L’avventura in Fiat inizia nel 2004. Il giorno della conferenza stampa può essere ricordato anche come l’ultima volta in cui si presentò in giacca e cravatta. Poi ha imposto il suo stile da manager sobrio sempre con un maglioncino dello stesso colore. Le prime parole che pronunciò il giorno della sua nomina a Ceo furono queste: “Fiat ce la farà. Il concetto di squadra è la base su cui creerò la nuova organizzazione; prometto che lavorerò duro, senza polemiche e interessi politici”. Così fece. Si mise a lavorare da subito, anche nei weekend, e nel 2011 all’allora direttore di Repubblica, Ezio Mauro, parlò così della prima fase lavorativa: “Mi ricordo i primi 60 giorni dopo che ero arrivato qui, nel 2004. Giravo tutti gli stabilimenti e poi, quando tornavo a Torino, il sabato e la domenica andavo a Mirafiori, senza nessuno, per vedere le docce, gli spogliatoi, la mensa, i cessi. Ho cambiato tutto: come faccio a chiedere un prodotto di qualità agli operai e farli vivere in uno stabilimento così degradato?”.

Tre i punti fondamentali da cui Marchionne decise di far ripartire Fiat, come riportato sul sito del corriere.it: “la rinuncia degli Agnelli all’esercizio della put-option a General Motors che fece incassare al Lingotto 1,55 miliardi, il convertendo siglato con i maggiori istituti di credito italiani e il controverso swap Ifil Exor che consentì alla dinastia torinese di mantenere il controllo di Fiat”. In poco tempo le vendite sul mercato europeo si ripresero e lentamente si tornò ad avere redditività e risultati di bilancio positivi. Numeri che portarono nel 2009 alla svolta epocale: l’avvio dell’acquisizione di Chrysler – fallita nella crisi del 2008 – completata poi nel 2014. Il motivo di questa mossa Marchionne lo spiegò così: “Solo quei Gruppi che riusciranno a fabbricare 6 milioni di automobili l’anno saranno in grado di resistere nel futuro”.

Sergio Marchionne verrà ricordato anche per aver profondamente cambiato le relazioni industriali in Italia: nel 2010 Fiat disdice il contratto nazionale, esce da Confindustria e chiede una serie di concessioni ai sindacati per investire a Pomigliano.

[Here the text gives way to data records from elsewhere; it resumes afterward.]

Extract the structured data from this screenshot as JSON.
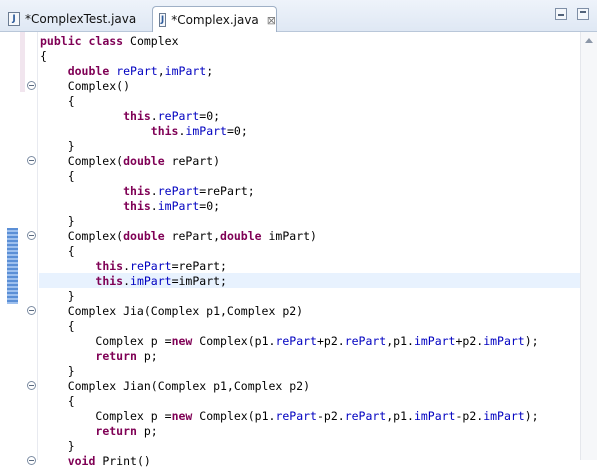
{
  "tabs": [
    {
      "label": "*ComplexTest.java",
      "icon": "java-file-icon",
      "active": false
    },
    {
      "label": "*Complex.java",
      "icon": "java-file-icon",
      "active": true
    }
  ],
  "tab_icon_letter": "J",
  "close_glyph": "⊠",
  "window_controls": [
    "minimize",
    "maximize"
  ],
  "colors": {
    "keyword": "#7f0055",
    "field": "#0000c0",
    "current_line": "#e8f2fe"
  },
  "editor": {
    "current_line_index": 16,
    "lines": [
      [
        [
          "kw",
          "public"
        ],
        [
          "t",
          " "
        ],
        [
          "kw",
          "class"
        ],
        [
          "t",
          " Complex"
        ]
      ],
      [
        [
          "t",
          "{"
        ]
      ],
      [
        [
          "t",
          "    "
        ],
        [
          "kw",
          "double"
        ],
        [
          "t",
          " "
        ],
        [
          "f",
          "rePart"
        ],
        [
          "t",
          ","
        ],
        [
          "f",
          "imPart"
        ],
        [
          "t",
          ";"
        ]
      ],
      [
        [
          "t",
          "    Complex()"
        ]
      ],
      [
        [
          "t",
          "    {"
        ]
      ],
      [
        [
          "t",
          "            "
        ],
        [
          "kw",
          "this"
        ],
        [
          "t",
          "."
        ],
        [
          "f",
          "rePart"
        ],
        [
          "t",
          "=0;"
        ]
      ],
      [
        [
          "t",
          "                "
        ],
        [
          "kw",
          "this"
        ],
        [
          "t",
          "."
        ],
        [
          "f",
          "imPart"
        ],
        [
          "t",
          "=0;"
        ]
      ],
      [
        [
          "t",
          "    }"
        ]
      ],
      [
        [
          "t",
          "    Complex("
        ],
        [
          "kw",
          "double"
        ],
        [
          "t",
          " rePart)"
        ]
      ],
      [
        [
          "t",
          "    {"
        ]
      ],
      [
        [
          "t",
          "            "
        ],
        [
          "kw",
          "this"
        ],
        [
          "t",
          "."
        ],
        [
          "f",
          "rePart"
        ],
        [
          "t",
          "=rePart;"
        ]
      ],
      [
        [
          "t",
          "            "
        ],
        [
          "kw",
          "this"
        ],
        [
          "t",
          "."
        ],
        [
          "f",
          "imPart"
        ],
        [
          "t",
          "=0;"
        ]
      ],
      [
        [
          "t",
          "    }"
        ]
      ],
      [
        [
          "t",
          "    Complex("
        ],
        [
          "kw",
          "double"
        ],
        [
          "t",
          " rePart,"
        ],
        [
          "kw",
          "double"
        ],
        [
          "t",
          " imPart)"
        ]
      ],
      [
        [
          "t",
          "    {"
        ]
      ],
      [
        [
          "t",
          "        "
        ],
        [
          "kw",
          "this"
        ],
        [
          "t",
          "."
        ],
        [
          "f",
          "rePart"
        ],
        [
          "t",
          "=rePart;"
        ]
      ],
      [
        [
          "t",
          "        "
        ],
        [
          "kw",
          "this"
        ],
        [
          "t",
          "."
        ],
        [
          "f",
          "imPart"
        ],
        [
          "t",
          "=imPart;"
        ]
      ],
      [
        [
          "t",
          "    }"
        ]
      ],
      [
        [
          "t",
          "    Complex Jia(Complex p1,Complex p2)"
        ]
      ],
      [
        [
          "t",
          "    {"
        ]
      ],
      [
        [
          "t",
          "        Complex p ="
        ],
        [
          "kw",
          "new"
        ],
        [
          "t",
          " Complex(p1."
        ],
        [
          "f",
          "rePart"
        ],
        [
          "t",
          "+p2."
        ],
        [
          "f",
          "rePart"
        ],
        [
          "t",
          ",p1."
        ],
        [
          "f",
          "imPart"
        ],
        [
          "t",
          "+p2."
        ],
        [
          "f",
          "imPart"
        ],
        [
          "t",
          ");"
        ]
      ],
      [
        [
          "t",
          "        "
        ],
        [
          "kw",
          "return"
        ],
        [
          "t",
          " p;"
        ]
      ],
      [
        [
          "t",
          "    }"
        ]
      ],
      [
        [
          "t",
          "    Complex Jian(Complex p1,Complex p2)"
        ]
      ],
      [
        [
          "t",
          "    {"
        ]
      ],
      [
        [
          "t",
          "        Complex p ="
        ],
        [
          "kw",
          "new"
        ],
        [
          "t",
          " Complex(p1."
        ],
        [
          "f",
          "rePart"
        ],
        [
          "t",
          "-p2."
        ],
        [
          "f",
          "rePart"
        ],
        [
          "t",
          ",p1."
        ],
        [
          "f",
          "imPart"
        ],
        [
          "t",
          "-p2."
        ],
        [
          "f",
          "imPart"
        ],
        [
          "t",
          ");"
        ]
      ],
      [
        [
          "t",
          "        "
        ],
        [
          "kw",
          "return"
        ],
        [
          "t",
          " p;"
        ]
      ],
      [
        [
          "t",
          "    }"
        ]
      ],
      [
        [
          "t",
          "    "
        ],
        [
          "kw",
          "void"
        ],
        [
          "t",
          " Print()"
        ]
      ]
    ]
  }
}
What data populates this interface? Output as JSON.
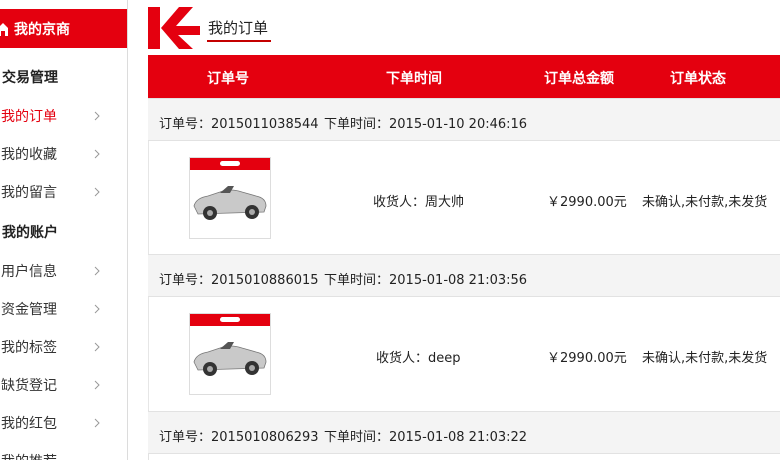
{
  "sidebar": {
    "header": "我的京商",
    "groups": [
      "交易管理",
      "我的账户"
    ],
    "items": [
      {
        "label": "我的订单"
      },
      {
        "label": "我的收藏"
      },
      {
        "label": "我的留言"
      },
      {
        "label": "用户信息"
      },
      {
        "label": "资金管理"
      },
      {
        "label": "我的标签"
      },
      {
        "label": "缺货登记"
      },
      {
        "label": "我的红包"
      },
      {
        "label": "我的推荐"
      }
    ]
  },
  "header": {
    "title": "我的订单"
  },
  "table": {
    "columns": [
      "订单号",
      "下单时间",
      "订单总金额",
      "订单状态"
    ]
  },
  "orders": [
    {
      "number": "订单号：2015011038544",
      "time": "下单时间：2015-01-10 20:46:16",
      "receiver": "收货人：周大帅",
      "amount": "￥2990.00元",
      "status": "未确认,未付款,未发货"
    },
    {
      "number": "订单号：2015010886015",
      "time": "下单时间：2015-01-08 21:03:56",
      "receiver": "收货人：deep",
      "amount": "￥2990.00元",
      "status": "未确认,未付款,未发货"
    },
    {
      "number": "订单号：2015010806293",
      "time": "下单时间：2015-01-08 21:03:22"
    }
  ],
  "colors": {
    "accent": "#e4000f",
    "row_bg": "#f4f4f4"
  }
}
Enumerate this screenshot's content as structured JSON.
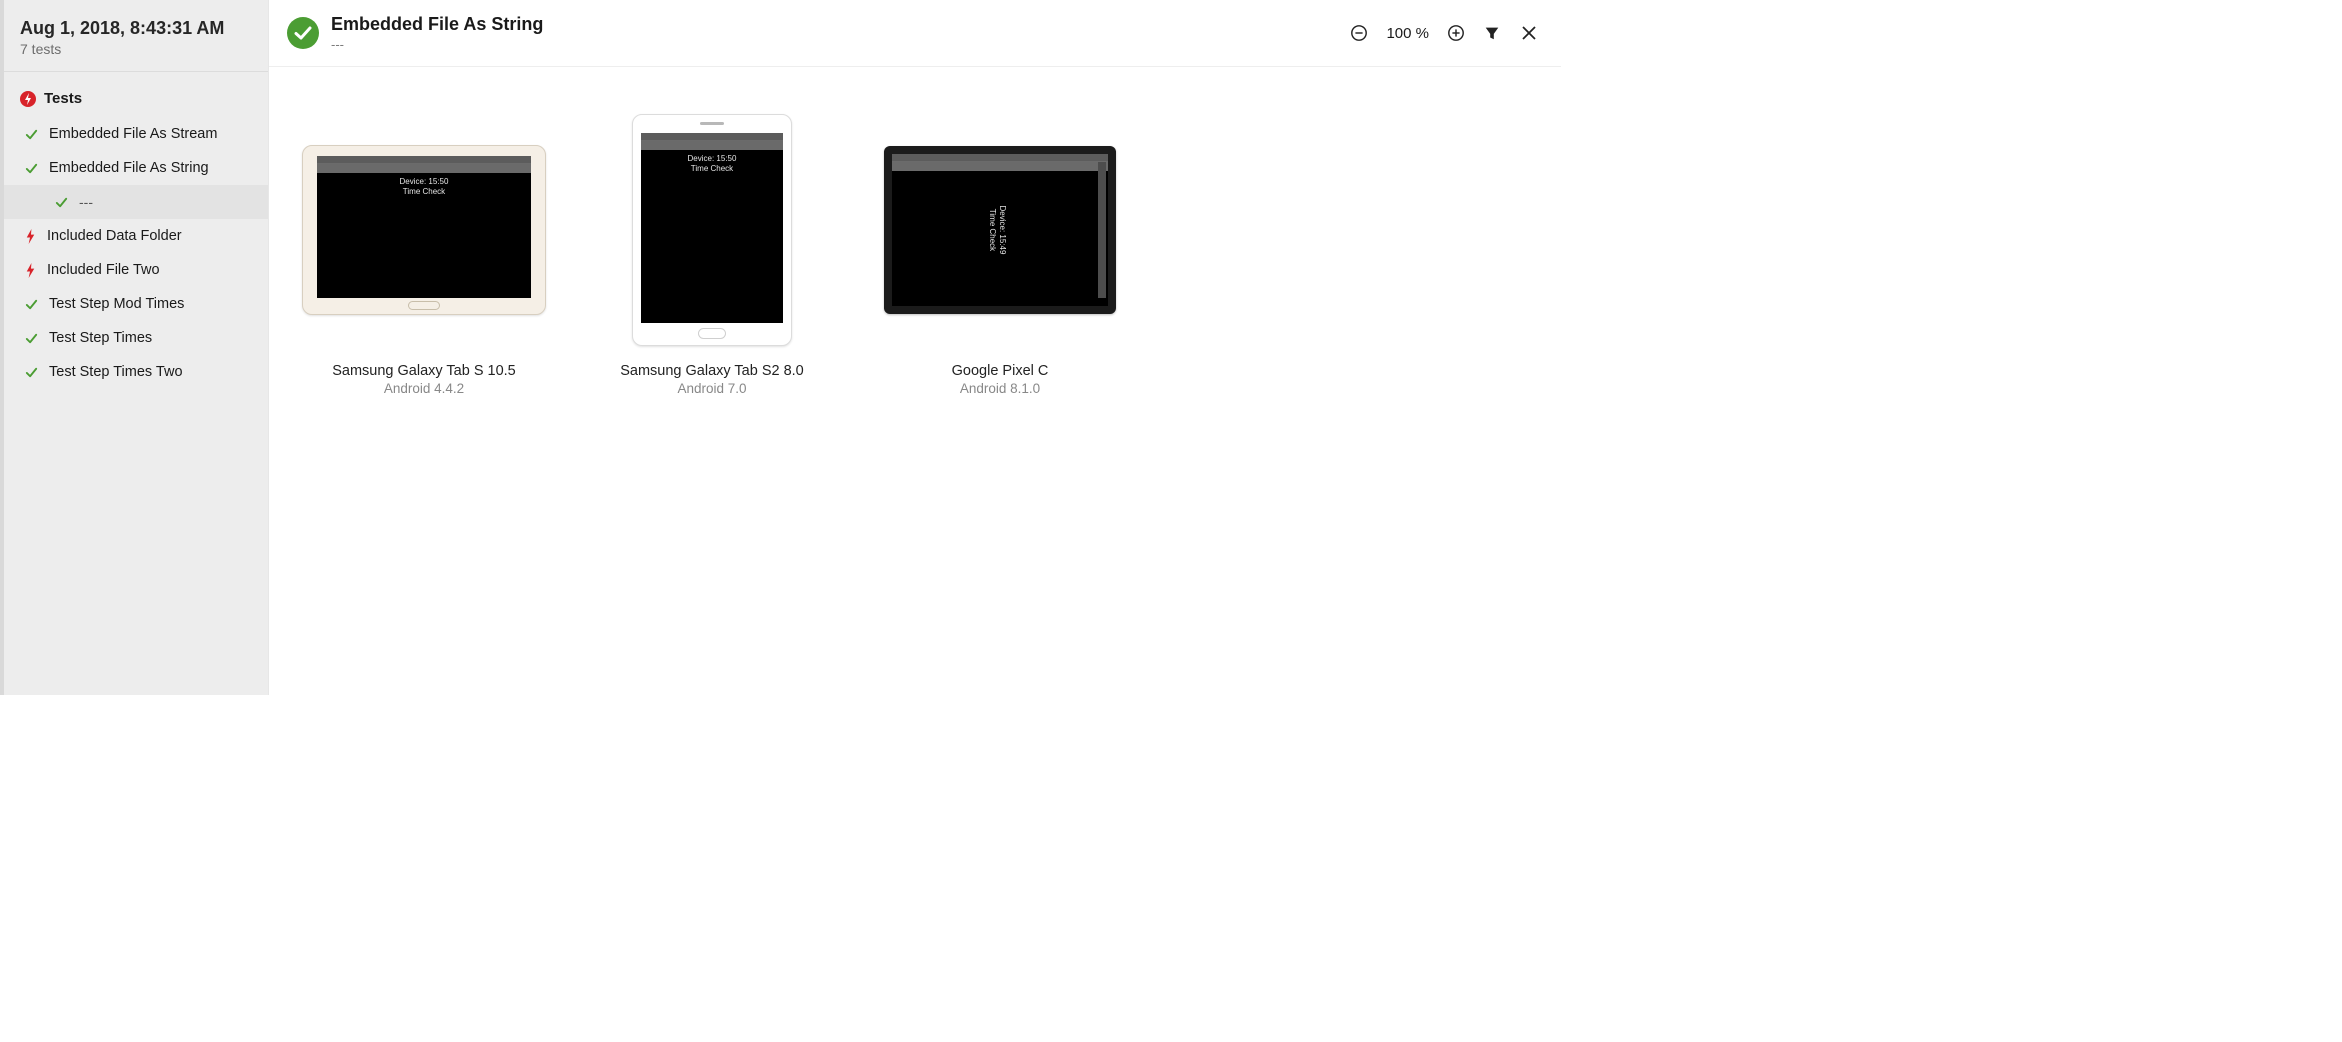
{
  "run": {
    "date_label": "Aug 1, 2018, 8:43:31 AM",
    "count_label": "7 tests"
  },
  "sidebar": {
    "root_label": "Tests",
    "items": [
      {
        "label": "Embedded File As Stream",
        "status": "pass"
      },
      {
        "label": "Embedded File As String",
        "status": "pass",
        "expanded": true,
        "children": [
          {
            "label": "---",
            "status": "pass",
            "selected": true
          }
        ]
      },
      {
        "label": "Included Data Folder",
        "status": "fail"
      },
      {
        "label": "Included File Two",
        "status": "fail"
      },
      {
        "label": "Test Step Mod Times",
        "status": "pass"
      },
      {
        "label": "Test Step Times",
        "status": "pass"
      },
      {
        "label": "Test Step Times Two",
        "status": "pass"
      }
    ]
  },
  "main": {
    "status": "pass",
    "title": "Embedded File As String",
    "subtitle": "---",
    "zoom_label": "100 %",
    "devices": [
      {
        "name": "Samsung Galaxy Tab S 10.5",
        "os": "Android 4.4.2",
        "frame": "tablet-landscape-silver",
        "screen": {
          "line1": "Device: 15:50",
          "line2": "Time Check",
          "orientation": "normal"
        }
      },
      {
        "name": "Samsung Galaxy Tab S2 8.0",
        "os": "Android 7.0",
        "frame": "tablet-portrait-white",
        "screen": {
          "line1": "Device: 15:50",
          "line2": "Time Check",
          "orientation": "normal"
        }
      },
      {
        "name": "Google Pixel C",
        "os": "Android 8.1.0",
        "frame": "tablet-landscape-black",
        "screen": {
          "line1": "Device: 15:49",
          "line2": "Time Check",
          "orientation": "rotated"
        }
      }
    ]
  }
}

La maggior parte dei sindacati accetta; non la Fiom, con cui il contenzioso continua ancora oggi nei tribunali. Nel 2014 prende il timone della Ferrari, guidata per oltre 20 anni da Luca Cordero di Montezemolo. Un colpo di scena, non senza diatribe interne, che termina con l’estromissione del manager che aveva rilanciato il Cavallino portandolo alla vittoria in Formula 1 nel 2000.

Tra le frasi più celebri di Sergio Marchionne vanno ricordate quella sulla leadership e quella sulla lingua italiana: “La leadership non è anarchia. In una grande azienda chi comanda è solo. Io mi sento molte volte solo”. Quanto all’italiano: “La lingua italiana è troppo complessa e lenta. Per un concetto che in inglese si spiega in due parole, in italiano ne occorrono almeno sei”.